HAMNET
Lisboa, 02 de Maio de 2022
“That the things in life which don't go to plan are usually more important, more formative, in the long run, than the things that do.”
Maggie O'Farrell, I am, I am, I am: seventeen brushes with death
Estou aqui num quarto de hotel em Viseu a pensar: um encontro se constrói tanto sobre a presença quanto sobre a ausência. Li recentemente uma notícia sobre a escritora Maggie O’Farrell, que irá plantar duas mudas de sorveira (ou tramazeira ou cornogodinho ou escancerejo) num cemitério em Stratford-upon-Avon, onde estão enterrados William Shakespeare e sua família: Anne Hathaway, Susanna Hall, Judith Quiney e Hamnet Shakespeare. As sorveiras foram pensadas como uma homenagem aos gêmeos Judith (que morreu aos 77 anos) e Hamnet (que morreu aos 11).
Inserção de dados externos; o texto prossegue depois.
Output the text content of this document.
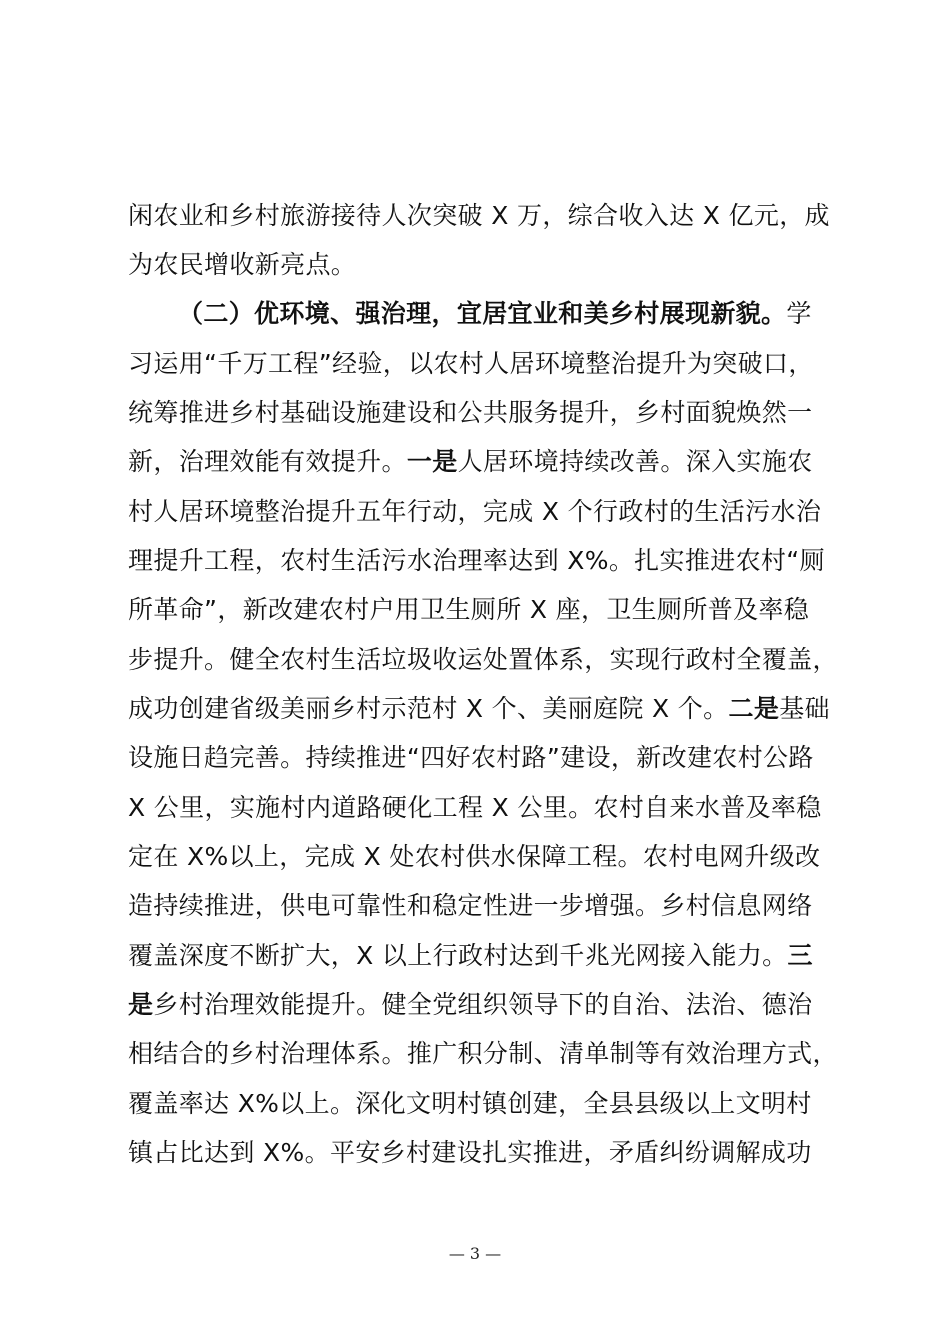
闲农业和乡村旅游接待人次突破 X 万，综合收入达 X 亿元，成
为农民增收新亮点。
（二）优环境、强治理，宜居宜业和美乡村展现新貌。学
习运用“千万工程”经验，以农村人居环境整治提升为突破口，
统筹推进乡村基础设施建设和公共服务提升，乡村面貌焕然一
新，治理效能有效提升。一是人居环境持续改善。深入实施农
村人居环境整治提升五年行动，完成 X 个行政村的生活污水治
理提升工程，农村生活污水治理率达到 X%。扎实推进农村“厕
所革命”，新改建农村户用卫生厕所 X 座，卫生厕所普及率稳
步提升。健全农村生活垃圾收运处置体系，实现行政村全覆盖，
成功创建省级美丽乡村示范村 X 个、美丽庭院 X 个。二是基础
设施日趋完善。持续推进“四好农村路”建设，新改建农村公路
X 公里，实施村内道路硬化工程 X 公里。农村自来水普及率稳
定在 X%以上，完成 X 处农村供水保障工程。农村电网升级改
造持续推进，供电可靠性和稳定性进一步增强。乡村信息网络
覆盖深度不断扩大，X 以上行政村达到千兆光网接入能力。三
是乡村治理效能提升。健全党组织领导下的自治、法治、德治
相结合的乡村治理体系。推广积分制、清单制等有效治理方式，
覆盖率达 X%以上。深化文明村镇创建，全县县级以上文明村
镇占比达到 X%。平安乡村建设扎实推进，矛盾纠纷调解成功
— 3 —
Embora saiba-se que seus corpos estão lá, não há lápides ou inscrições a marcar suas sepulturas. Emociona-me que quatro séculos depois desta fratura, uma escritora encontre uma maneira tão sensível de repará-la. A seguir penso que este é um ato que toca a nós, que estamos aqui hoje e lembramos, toca na minha sentimentalidade pós-moderna e não em Judith ou Hamnet. A fratura é irreconciliável. Mas o que sei eu? Sei que matéria e energia não acabam, apenas se transformam em outras manifestações de matéria e energia. E sei que estas plantas vão crescer no solo que agora é Judith e Hamnet e Susanna e Anne e William. É bonito e delicado, e bem precisamos de beleza e delicadeza nestes tempos.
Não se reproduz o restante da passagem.